THE prime minister was absolutely right when he observed the other day that parliament was the best forum for government-opposition interaction. Implicit in his remark was an invitation to the opposition to use parliament for any dialogue. But the government’s responsibility to render unto parliament what is due to it cannot be affected by the opposition’s efforts to deepen its grave by ignoring parliament. The government’s responsibility to secure sanction for its actions by getting them stamped by parliament cannot be ignored under any circumstances.
The government must not be complacent about the fact that the laws it has been making in the form of ordinances, violating established conventions while bypassing parliament, will be treated as tainted or substandard legislation. And it is impossible to gloss over the fact that some of these laws have brought disgrace to the statute books by providing for inhuman, cruel and degrading punishments, such as chemical castration. Such laws betray a streak of sadism in the lawmakers’ mindset that cannot be permitted in any civilised society.

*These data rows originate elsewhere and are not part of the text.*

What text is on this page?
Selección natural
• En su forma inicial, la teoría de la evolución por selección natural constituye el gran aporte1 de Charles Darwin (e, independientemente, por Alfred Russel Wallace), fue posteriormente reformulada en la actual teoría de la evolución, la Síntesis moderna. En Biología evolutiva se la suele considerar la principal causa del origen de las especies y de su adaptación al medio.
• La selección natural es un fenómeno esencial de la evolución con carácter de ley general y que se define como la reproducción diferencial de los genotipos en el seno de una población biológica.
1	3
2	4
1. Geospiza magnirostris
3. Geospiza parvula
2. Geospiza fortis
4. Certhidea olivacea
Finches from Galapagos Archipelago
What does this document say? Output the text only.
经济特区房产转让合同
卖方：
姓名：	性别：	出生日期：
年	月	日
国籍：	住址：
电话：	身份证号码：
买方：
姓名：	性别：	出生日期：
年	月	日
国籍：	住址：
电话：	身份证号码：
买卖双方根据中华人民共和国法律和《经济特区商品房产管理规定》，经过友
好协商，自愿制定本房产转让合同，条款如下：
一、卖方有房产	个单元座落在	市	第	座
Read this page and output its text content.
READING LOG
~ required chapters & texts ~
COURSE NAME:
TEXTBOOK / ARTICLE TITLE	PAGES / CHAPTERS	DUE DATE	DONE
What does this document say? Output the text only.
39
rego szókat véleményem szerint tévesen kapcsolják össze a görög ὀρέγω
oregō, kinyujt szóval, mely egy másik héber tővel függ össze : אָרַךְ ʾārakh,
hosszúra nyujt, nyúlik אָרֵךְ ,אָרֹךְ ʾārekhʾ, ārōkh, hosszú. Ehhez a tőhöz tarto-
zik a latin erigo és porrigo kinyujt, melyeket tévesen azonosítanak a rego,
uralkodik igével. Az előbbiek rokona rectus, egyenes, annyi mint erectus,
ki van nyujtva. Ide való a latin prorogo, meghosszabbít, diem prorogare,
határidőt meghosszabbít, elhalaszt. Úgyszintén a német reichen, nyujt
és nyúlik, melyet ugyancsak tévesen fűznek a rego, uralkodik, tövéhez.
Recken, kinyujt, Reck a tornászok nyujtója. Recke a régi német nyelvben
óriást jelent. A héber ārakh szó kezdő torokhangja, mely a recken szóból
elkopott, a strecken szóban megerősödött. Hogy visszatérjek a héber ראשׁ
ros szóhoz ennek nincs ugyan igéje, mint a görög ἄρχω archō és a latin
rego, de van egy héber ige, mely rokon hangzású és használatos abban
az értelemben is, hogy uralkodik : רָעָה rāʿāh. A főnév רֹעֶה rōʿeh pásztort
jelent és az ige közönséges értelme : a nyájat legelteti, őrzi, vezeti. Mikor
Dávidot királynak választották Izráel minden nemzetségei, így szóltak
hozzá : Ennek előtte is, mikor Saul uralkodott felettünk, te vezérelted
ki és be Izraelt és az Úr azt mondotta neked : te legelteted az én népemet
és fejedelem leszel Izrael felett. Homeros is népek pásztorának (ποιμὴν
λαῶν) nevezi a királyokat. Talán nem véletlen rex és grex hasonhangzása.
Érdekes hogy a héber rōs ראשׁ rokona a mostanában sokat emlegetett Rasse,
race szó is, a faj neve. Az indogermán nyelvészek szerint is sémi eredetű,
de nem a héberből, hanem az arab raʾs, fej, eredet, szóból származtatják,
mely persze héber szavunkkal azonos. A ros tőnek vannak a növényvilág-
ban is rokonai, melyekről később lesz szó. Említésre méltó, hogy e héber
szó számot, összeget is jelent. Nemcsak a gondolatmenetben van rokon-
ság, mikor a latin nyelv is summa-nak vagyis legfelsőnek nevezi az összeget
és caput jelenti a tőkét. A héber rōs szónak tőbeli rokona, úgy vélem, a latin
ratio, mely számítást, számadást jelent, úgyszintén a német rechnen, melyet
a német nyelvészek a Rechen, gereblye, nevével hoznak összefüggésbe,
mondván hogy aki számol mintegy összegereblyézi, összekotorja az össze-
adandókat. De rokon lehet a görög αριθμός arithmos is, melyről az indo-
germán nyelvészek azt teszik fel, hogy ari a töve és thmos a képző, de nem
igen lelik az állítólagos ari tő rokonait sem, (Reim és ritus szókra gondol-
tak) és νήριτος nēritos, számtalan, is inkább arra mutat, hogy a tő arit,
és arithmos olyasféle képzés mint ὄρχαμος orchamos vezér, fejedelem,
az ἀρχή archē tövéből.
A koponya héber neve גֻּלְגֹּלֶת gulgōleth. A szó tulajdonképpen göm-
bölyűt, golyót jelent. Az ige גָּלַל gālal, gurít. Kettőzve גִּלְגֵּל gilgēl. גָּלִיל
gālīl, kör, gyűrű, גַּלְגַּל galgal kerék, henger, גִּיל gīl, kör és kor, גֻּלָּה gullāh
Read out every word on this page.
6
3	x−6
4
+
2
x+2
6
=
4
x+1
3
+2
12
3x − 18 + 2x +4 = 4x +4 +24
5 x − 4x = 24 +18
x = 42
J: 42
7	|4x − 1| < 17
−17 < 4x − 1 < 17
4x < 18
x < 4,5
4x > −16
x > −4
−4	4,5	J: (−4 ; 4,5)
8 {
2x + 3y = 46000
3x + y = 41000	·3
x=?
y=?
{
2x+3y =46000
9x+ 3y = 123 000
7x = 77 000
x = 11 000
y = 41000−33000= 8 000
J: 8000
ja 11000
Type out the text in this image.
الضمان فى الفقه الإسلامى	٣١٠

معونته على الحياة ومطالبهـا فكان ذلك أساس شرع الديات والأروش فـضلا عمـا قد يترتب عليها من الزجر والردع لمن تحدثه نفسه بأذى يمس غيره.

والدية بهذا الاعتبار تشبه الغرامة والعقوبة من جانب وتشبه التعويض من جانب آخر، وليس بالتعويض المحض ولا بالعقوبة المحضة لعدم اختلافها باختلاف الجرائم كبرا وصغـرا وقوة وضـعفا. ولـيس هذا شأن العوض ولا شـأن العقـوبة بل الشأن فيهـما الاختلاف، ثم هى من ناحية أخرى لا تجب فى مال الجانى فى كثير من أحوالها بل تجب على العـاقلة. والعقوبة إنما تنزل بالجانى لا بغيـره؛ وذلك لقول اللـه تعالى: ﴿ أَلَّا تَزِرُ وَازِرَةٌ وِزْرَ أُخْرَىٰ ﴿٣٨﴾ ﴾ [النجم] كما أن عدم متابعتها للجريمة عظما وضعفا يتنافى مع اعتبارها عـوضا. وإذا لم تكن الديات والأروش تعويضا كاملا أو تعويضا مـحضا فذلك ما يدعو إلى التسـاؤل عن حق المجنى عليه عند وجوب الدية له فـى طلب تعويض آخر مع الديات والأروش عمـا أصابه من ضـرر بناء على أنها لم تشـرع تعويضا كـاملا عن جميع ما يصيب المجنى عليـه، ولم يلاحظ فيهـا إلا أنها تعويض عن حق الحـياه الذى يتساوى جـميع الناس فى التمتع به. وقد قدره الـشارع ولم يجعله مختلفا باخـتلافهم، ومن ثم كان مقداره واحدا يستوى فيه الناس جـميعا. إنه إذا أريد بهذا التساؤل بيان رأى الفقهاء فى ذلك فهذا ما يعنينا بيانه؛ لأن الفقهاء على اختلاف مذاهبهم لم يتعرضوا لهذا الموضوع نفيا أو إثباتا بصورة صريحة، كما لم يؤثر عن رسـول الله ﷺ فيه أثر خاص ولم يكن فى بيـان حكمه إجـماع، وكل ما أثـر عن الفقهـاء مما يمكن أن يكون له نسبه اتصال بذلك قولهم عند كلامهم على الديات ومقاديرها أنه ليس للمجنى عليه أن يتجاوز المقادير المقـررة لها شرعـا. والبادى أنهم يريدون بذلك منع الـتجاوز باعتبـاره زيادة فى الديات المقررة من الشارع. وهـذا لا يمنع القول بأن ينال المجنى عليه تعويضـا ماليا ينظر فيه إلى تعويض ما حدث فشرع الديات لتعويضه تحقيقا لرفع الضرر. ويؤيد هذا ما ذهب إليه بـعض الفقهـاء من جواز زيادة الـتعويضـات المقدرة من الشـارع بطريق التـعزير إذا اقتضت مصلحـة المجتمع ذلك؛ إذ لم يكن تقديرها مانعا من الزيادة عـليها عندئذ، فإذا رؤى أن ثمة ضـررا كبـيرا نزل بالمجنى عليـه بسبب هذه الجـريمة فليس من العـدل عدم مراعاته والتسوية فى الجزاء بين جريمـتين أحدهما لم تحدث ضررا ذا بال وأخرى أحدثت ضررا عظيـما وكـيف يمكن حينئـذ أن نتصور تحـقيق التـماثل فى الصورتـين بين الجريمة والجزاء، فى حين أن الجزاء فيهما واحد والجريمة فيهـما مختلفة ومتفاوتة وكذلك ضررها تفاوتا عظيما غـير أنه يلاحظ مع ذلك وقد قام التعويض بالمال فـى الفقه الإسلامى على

It is not impossible that in the current phase of preference for a vengeful dispensation parliament might not be able to block laws derogatory to human dignity, but the people might also become aware of the opposite point of view as well as the means of undoing the excesses committed by lawmakers. When a measure goes through the parliamentary procedures we get a record of adequacy or otherwise of the consultative process. Such record tells us, for instance, that while adopting the bill for adding section 295 C to the Penal Code, the National Assembly did not take into account the suggestion of the standing committee to study the practice adopted in such cases by other Muslim states.
What is meant by recalling instances is to show that when a measure is passed through parliamentary processes it is possible to safeguard against miscarriage of a law to an extent impossible in the system of making laws through executive fiat. Further, measures adopted through parliamentary procedures attract the attention of the public at large and citizens can exercise their right to participate in the making of laws, policies and decisions and thus enjoy becoming part of governance mechanisms. Such experiences are among the more appropriate means of ensuring a healthy relationship, including concurrence and dissent both, between the individual and the state.
Apart from the need for parliament’s approval of all laws and policies no concept of a parliamentary democracy — that Pakistan professes to be — can be considered complete and wholesome without accepting the principle of parliamentary oversight in all matters. Besides, parliamentary debates are the only means of offering the people unadulterated information about the direction of the government’s efforts. It can thus be said in a nutshell that parliamentary debates inform and educate the citizens in the art of representative government and make for democratic management of public affairs.
Regular functioning of parliament provides the people opportunities for judging the merit of their elected representatives and their success, or otherwise, to project their electors’ aspirations and concerns.
Unfortunately, those managing parliamentary affairs over the past many decades did not address the havoc caused by anti-democratic forces by devaluing representative institutions, including elected legislatures, and especially by fairly consistent efforts, both overt and covert, to increase the distances between legislatures and citizens.
For instance, the question hour in legislatures was of great interest to common citizens as governments were asked to explain their policies and actions that were causing harm to people’s interests. This part of the agenda was devalued by a growing tendency among presiding officers of the assemblies to screen questions in their chambers and disallow queries quite arbitrarily and whimsically. Adjournment motions that sought postponement of routine business in order to allow discussion on matters of concern to citizens began to be frowned on, and by and by members of assemblies forgot all about the importance of such motions. The presiding officers’ power to suspend the question hour that used to be sparingly used in the bad old days became a frequent exercise. All these happenings reduced the importance of the question hour and undermined citizens’ interest in the legislatures’ proceedings. Inevitably, the movement towards consolidation of democratic practices was arrested.
If democracy is to be strengthened to an extent that defence and promotion of public interest becomes a habit with parliamentarians the legislatures’ agenda will have to be expanded to include, beside matters of interest to the ruling group, subjects that touch on public grievances and aspirations.
Some small steps could reduce the distance between legislatures and the people. As against the present practice of meeting the target of minimum working days fixed in the Constitution, parliament should remain in session for as long spells as possible and the vacations be drastically reduced. Private members’ days should never be curtailed. The government should rarely use its authority to scuttle private members’ bills. In fact, private members should be encouraged to take initiatives in the public interest and they should be helped to improve their assessment of public interest as well as their drafting skills. The idea is that instead of treating legislative initiatives as a government monopoly the private members’ contribution to legislation should be welcomed and encouraged.
One way of raising the value of parliamentary proceedings and increasing public interest in them is to increase the number of thematic sessions. That parliament should devote a day to discuss the realisation of Cedaw targets for women’s progress is an old demand left unheeded by successive regimes. The policy of indifference to women’s causes needs to be abandoned forthwith and issues concerning them, from exploitation of their labour to killings for so-called honour, given proper time and scope in parliamentary debates. Days can also be fixed for debates on other important issues, such as workers’ rights and peasantry’s exploitation.
The powers that be need to realise that democracy will not be deepened nor would its promised fruit become available to the people at large without allowing parliament the powers and the facilities it needs to discharge its non-negotiable obligations to serve the people.